基本没看懂,照着书把代码copy了一遍,简直呵呵
#!-*-coding:utf-8-*-
import json
path = "C:\Python learn\pydata-book-master\ch02\usagov_bitly_data2012-03-16-1331923249.txt"
records = [json.loads(line) for line in open(path)]
import pandas as pd
import numpy as np
frame = pd.DataFrame(records)
# print frame
# print frame['tz'][:10]
tz_counts = frame['tz'].value_counts()
# print tz_counts[0:10]
print
clean_tz = frame['tz'].fillna('Missing') #fillna函数可以替换缺失值NA
clean_tz[clean_tz == ''] = 'Unknow' #对列表中的未知值替换为unkonw
tz_counts = clean_tz.value_counts() #将整理过的tz数量赋值给tz_counts
# print tz_counts1[:10]
# tz_counts[:10].plot(kind = 'barh', rot = 0) #该命令需在pylab下运行(cmd-ipython-pylab)
# 查看a字段包含的浏览器等信息
print frame['a'][:10]
print frame['a'][0] #Mozilla/5.0 (Windows NT 6.1; WOW64) AppleWebKit/535.11 (KHTML, like Gecko) Chrome/17.0.963.78 Safari/535.11
print frame['a'][50]
results = pd.Series([x.split()[0] for x in frame.a.dropna()]) #注意split()的用法,
print results[:5]
print results.value_counts()[:10]
cframe = frame[frame.a.notnull()]
operating_system = np.where(cframe['a'].str.contains('Windows'), 'Windows', 'Not Windows') #有点像excel的if函数
print operating_system[:5]
by_tz_os = cframe.groupby(['tz', operating_system])
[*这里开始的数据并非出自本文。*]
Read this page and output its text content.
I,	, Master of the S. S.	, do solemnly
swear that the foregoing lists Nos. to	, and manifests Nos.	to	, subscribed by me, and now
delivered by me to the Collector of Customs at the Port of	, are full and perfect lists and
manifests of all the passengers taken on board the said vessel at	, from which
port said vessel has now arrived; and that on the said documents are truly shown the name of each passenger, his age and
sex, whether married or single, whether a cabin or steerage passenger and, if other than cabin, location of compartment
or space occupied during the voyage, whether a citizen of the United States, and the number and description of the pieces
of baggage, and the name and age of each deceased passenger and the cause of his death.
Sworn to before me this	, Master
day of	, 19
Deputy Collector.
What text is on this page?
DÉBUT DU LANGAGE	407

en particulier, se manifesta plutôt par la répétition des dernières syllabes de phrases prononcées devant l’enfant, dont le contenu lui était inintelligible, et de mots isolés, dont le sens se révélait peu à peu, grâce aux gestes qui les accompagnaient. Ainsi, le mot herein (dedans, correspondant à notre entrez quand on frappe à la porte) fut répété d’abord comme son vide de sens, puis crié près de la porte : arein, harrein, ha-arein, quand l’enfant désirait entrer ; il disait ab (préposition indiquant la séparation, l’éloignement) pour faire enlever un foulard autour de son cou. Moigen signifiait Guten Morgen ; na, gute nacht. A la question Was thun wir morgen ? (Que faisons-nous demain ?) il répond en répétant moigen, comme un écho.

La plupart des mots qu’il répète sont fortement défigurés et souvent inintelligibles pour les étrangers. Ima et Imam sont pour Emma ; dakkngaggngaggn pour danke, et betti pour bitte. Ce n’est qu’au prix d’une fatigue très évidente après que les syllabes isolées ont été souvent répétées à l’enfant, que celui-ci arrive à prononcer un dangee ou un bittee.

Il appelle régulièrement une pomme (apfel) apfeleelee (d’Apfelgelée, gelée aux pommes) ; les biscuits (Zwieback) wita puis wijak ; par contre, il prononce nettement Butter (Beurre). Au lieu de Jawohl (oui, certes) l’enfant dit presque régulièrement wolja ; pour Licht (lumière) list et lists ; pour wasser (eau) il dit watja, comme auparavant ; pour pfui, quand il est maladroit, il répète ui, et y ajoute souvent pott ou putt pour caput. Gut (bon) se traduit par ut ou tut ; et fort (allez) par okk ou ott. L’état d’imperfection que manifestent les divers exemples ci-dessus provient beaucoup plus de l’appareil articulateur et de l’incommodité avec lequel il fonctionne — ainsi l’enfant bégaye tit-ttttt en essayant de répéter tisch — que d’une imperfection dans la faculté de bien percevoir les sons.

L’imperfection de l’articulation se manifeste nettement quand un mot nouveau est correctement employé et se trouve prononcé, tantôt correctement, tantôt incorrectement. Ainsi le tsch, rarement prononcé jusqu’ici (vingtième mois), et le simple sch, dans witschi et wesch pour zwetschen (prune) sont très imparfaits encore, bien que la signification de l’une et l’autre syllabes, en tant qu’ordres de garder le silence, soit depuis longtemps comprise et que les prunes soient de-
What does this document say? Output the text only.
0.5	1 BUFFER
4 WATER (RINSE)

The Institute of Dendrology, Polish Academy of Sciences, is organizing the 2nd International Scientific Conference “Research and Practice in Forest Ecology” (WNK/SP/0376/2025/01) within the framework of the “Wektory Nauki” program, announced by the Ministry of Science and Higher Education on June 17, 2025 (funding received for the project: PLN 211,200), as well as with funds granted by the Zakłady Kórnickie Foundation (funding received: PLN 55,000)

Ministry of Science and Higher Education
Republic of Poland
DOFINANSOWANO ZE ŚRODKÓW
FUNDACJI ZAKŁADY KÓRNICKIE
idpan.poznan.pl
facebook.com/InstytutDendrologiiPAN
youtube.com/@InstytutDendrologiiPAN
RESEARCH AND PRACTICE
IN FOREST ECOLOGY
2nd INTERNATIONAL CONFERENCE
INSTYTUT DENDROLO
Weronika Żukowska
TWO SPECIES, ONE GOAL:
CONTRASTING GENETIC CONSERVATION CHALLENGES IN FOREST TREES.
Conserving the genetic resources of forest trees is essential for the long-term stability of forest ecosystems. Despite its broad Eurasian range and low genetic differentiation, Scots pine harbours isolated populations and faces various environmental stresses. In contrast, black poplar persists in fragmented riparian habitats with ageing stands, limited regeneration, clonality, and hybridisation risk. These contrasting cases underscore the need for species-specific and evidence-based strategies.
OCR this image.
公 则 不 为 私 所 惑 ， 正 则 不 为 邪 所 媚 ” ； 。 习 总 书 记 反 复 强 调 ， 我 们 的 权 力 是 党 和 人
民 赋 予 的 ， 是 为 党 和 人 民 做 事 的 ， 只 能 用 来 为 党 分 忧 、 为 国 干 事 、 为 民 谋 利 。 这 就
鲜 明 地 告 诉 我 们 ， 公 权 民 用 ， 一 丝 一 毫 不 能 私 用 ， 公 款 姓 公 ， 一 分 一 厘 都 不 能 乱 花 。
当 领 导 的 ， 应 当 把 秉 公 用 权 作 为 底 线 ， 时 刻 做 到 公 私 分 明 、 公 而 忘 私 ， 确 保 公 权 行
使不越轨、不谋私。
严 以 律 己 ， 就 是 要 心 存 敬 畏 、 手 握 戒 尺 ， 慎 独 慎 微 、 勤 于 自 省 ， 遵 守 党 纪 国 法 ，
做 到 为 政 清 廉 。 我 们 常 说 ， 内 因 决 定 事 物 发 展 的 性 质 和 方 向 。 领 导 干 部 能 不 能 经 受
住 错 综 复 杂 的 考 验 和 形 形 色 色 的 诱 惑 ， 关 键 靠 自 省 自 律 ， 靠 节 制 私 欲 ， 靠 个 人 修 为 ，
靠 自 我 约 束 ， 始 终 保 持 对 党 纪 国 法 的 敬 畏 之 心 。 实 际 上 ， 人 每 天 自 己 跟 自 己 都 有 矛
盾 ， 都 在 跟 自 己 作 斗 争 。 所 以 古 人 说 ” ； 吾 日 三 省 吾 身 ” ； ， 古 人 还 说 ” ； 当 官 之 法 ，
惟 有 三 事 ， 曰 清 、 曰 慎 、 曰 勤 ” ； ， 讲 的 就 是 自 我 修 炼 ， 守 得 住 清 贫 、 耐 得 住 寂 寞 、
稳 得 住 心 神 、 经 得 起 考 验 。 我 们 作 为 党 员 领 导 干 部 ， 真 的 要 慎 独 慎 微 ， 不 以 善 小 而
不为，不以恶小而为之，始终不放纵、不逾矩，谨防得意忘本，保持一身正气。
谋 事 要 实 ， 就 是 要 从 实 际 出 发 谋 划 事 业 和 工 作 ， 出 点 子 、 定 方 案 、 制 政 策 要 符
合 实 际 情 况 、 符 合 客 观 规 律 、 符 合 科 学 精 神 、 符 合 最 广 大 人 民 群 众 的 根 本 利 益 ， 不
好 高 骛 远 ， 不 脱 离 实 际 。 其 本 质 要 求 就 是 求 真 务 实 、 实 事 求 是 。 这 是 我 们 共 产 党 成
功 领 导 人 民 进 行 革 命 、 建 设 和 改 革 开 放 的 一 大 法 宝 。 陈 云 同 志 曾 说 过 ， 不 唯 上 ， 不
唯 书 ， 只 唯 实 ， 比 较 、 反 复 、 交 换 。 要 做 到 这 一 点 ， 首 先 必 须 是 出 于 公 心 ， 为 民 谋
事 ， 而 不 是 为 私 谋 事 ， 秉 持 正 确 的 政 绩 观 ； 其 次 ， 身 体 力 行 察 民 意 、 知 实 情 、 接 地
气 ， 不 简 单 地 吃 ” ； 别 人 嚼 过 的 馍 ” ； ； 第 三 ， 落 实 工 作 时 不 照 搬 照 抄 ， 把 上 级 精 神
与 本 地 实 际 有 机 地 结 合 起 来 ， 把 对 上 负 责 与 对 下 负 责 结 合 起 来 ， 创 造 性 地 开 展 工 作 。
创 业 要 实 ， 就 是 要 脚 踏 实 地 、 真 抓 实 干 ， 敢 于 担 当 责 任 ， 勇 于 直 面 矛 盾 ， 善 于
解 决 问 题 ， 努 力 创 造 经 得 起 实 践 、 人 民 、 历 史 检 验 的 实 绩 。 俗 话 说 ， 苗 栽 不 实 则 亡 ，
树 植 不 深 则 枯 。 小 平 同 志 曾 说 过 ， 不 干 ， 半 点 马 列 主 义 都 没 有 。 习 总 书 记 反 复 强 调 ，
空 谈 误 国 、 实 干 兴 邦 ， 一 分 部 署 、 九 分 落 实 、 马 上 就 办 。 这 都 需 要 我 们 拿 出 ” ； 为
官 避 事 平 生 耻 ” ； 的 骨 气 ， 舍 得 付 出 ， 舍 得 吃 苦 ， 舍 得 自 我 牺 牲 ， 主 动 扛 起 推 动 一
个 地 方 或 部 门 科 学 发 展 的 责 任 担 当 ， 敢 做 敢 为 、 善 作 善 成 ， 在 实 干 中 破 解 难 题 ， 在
agg_counts = by_tz_os.size().unstack().fillna(0) #unstack()对计数结果进行重塑,便于阅读;fillna()将计数中的空白值替换为0
print agg_counts[:10]
indexer = agg_counts.sum(1).argsort()
count_subset = agg_counts.take(indexer)[-10:]
count_subset.plot(kind = 'barh', stacked = True) #输出柱状堆积图
normed_subset = count_subset.div(count_subset.sum(1), axis = 0)
normed_subset.plot(kind = 'barh', stacked = True)